Они выпили шампанское, поставили на поднос бокалы, и она вдруг упрекнула его:
— Пока говорю только я… А тебе что, совсем нечего рассказать?! Как ты жил все эти годы? Где работаешь? Все так же неженат? Много было у тебя женщин? Твоя сумасшедшая матушка еще жива?
— Лучи! — воскликнул он с укоризной.
— Оставь, Ники. Она тебя ни капельки не любила — в этом я как-никак разбираюсь…
Ники Удиштяну глупо улыбался. Итак, он встретился с Лучией. И не только встретился, а был с ней наедине, как когда-то. Случай поистине фантастический. Ему не хотелось отвечать: ее вполне оправданное любопытство могло вернуть его к повседневности.
— Что с тобой? — приподняла голову Лучия. — Если не хочешь, не отвечай… Только обними крепко-крепко… Помнишь наши первые ночи? Боже, какими молодыми и сумасшедшими мы были!
Он утвердительно кивнул и опять подумал: «Ты везучий человек, Ники. Потерял паспорт, но зато нашел Лучию».

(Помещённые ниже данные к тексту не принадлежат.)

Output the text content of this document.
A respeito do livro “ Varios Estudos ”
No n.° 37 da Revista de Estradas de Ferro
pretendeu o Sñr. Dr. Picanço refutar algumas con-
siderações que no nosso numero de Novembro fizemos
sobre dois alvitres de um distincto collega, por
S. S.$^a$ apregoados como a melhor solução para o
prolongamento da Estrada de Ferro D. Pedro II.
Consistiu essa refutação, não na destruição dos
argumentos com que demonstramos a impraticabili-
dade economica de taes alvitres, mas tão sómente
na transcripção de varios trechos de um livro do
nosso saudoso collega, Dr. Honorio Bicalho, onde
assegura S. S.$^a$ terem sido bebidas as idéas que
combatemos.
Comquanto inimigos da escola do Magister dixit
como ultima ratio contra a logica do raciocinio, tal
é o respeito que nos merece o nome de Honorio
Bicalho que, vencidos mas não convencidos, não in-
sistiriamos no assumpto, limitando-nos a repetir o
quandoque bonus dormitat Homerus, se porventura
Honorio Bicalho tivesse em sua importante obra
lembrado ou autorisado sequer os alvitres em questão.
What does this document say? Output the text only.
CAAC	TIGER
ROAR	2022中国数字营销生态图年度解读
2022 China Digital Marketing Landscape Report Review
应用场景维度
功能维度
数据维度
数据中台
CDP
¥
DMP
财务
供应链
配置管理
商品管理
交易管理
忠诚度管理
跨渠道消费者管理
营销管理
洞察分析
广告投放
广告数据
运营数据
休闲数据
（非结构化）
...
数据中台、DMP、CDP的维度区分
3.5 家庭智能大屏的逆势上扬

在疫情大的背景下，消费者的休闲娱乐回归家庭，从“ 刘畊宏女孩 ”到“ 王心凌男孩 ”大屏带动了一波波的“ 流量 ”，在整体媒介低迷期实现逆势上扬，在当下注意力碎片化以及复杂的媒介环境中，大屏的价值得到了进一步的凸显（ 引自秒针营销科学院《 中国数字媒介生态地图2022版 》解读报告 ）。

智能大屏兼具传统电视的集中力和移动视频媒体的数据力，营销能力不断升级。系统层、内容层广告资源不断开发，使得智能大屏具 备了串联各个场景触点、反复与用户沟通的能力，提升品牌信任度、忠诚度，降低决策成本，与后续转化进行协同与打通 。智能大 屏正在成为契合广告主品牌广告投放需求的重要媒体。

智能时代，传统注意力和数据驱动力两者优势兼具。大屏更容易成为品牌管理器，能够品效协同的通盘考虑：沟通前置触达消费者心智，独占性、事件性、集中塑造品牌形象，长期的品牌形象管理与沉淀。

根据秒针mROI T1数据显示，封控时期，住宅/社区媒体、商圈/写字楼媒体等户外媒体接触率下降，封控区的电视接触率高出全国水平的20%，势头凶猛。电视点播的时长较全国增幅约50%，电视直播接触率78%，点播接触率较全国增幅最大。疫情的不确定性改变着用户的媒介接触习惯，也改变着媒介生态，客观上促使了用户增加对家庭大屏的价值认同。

Политические взгляды Н. У. Ники Удиштяну никогда не интересовался и не интересуется политикой. Проблемы войны и мира, капитализма и социализма его не волнуют. О коммунистическом режиме в своей стране у него следующее мнение: «Если в 1946 году меня оставили в покое, то почему теперь я должен выступать против властей?» Одним словом, он человек смирившийся. Изобилие на Западе на него произвело впечатление, но не настолько, чтобы он был готов покинуть свою страну. Он ни за что не променял бы суматоху на улицах Бухареста на аристократически чинное спокойствие Женевы. Он не любит коммунистов, но искренне считает, что у него нет ни малейшего повода ненавидеть их.